Shelley walked away, and Tami picked up her purse and headed out for work. She had to break up with Eric, the way she saw it. What if he insisted on keeping his word and marrying her? If he ended up staying with her out of duty, that would be a fate worse than losing him—to be with someone, day in and day out, who was punching a clock, who was just doing the right thing. Her mom had been like that with her dad, for years, and look where he'd ended up—with a shot gun to his head.

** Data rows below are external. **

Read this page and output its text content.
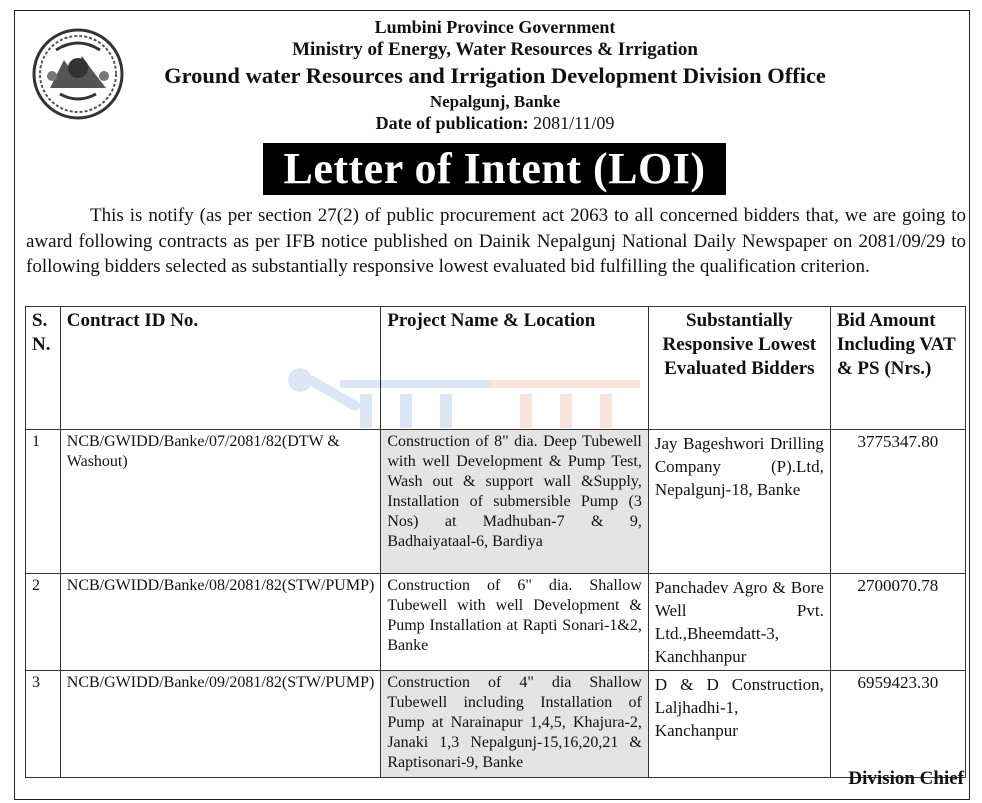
Lumbini Province Government
Ministry of Energy, Water Resources & Irrigation
Ground water Resources and Irrigation Development Division Office
Nepalgunj, Banke
Date of publication: 2081/11/09
Letter of Intent (LOI)
This is notify (as per section 27(2) of public procurement act 2063 to all concerned bidders that, we are going to award following contracts as per IFB notice published on Dainik Nepalgunj National Daily Newspaper on 2081/09/29 to following bidders selected as substantially responsive lowest evaluated bid fulfilling the qualification criterion.
S. N.	Contract ID No.	Project Name & Location	Substantially Responsive Lowest Evaluated Bidders	Bid Amount Including VAT & PS (Nrs.)
1	NCB/GWIDD/Banke/07/2081/82(DTW & Washout)	Construction of 8" dia. Deep Tubewell with well Development & Pump Test, Wash out & support wall &Supply, Installation of submersible Pump (3 Nos) at Madhuban-7 & 9, Badhaiyataal-6, Bardiya	Jay Bageshwori Drilling Company (P).Ltd, Nepalgunj-18, Banke	3775347.80
2	NCB/GWIDD/Banke/08/2081/82(STW/PUMP)	Construction of 6" dia. Shallow Tubewell with well Development & Pump Installation at Rapti Sonari-1&2, Banke	Panchadev Agro & Bore Well Pvt. Ltd.,Bheemdatt-3, Kanchhanpur	2700070.78
3	NCB/GWIDD/Banke/09/2081/82(STW/PUMP)	Construction of 4" dia Shallow Tubewell including Installation of Pump at Narainapur 1,4,5, Khajura-2, Janaki 1,3 Nepalgunj-15,16,20,21 & Raptisonari-9, Banke	D & D Construction, Laljhadhi-1, Kanchanpur	6959423.30
Division Chief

That wasn't going to be Tami, that was for sure.

[*]

The fourth day, Eric stopped calling. Tami hovered by the phone in the morning, hoping it would ring, but it didn't.

She wondered if he'd found another girl.

[*]

By day seven, Tami couldn't take not hearing his voice anymore. She called him at work and said, "I want to be friends still. Can we be friends?"

"I…" He sighed. "I don't want to be friends."

Desperation washed over her "Please? Eric, just…please?"

"Tami, I don't even know what I did wrong."

"You didn't do anything…I just…" How could she explain this? How could she explain any of this? "I just want to be friends. Please?"

"I have a customer." The phone went dead.

[*]

Tami pulled long shifts at the diner, late morning through the afternoon and late into the evening, but not as late as Eric worked. When she got off, she drove by the gas station, slowly, just to get a glimpse of him.

Sometimes he'd be pumping someone's gas, since it wasn't all self-serve in those days. Sometimes he'd be wiping down a windshield, but most of the time, that late at night, the place was desolate, and she could only see his profile through the front window of the quickie mart, where he sat with his feet up on the counter, reading a magazine. Once, she thought he looked up and recognized her car, and she sped off.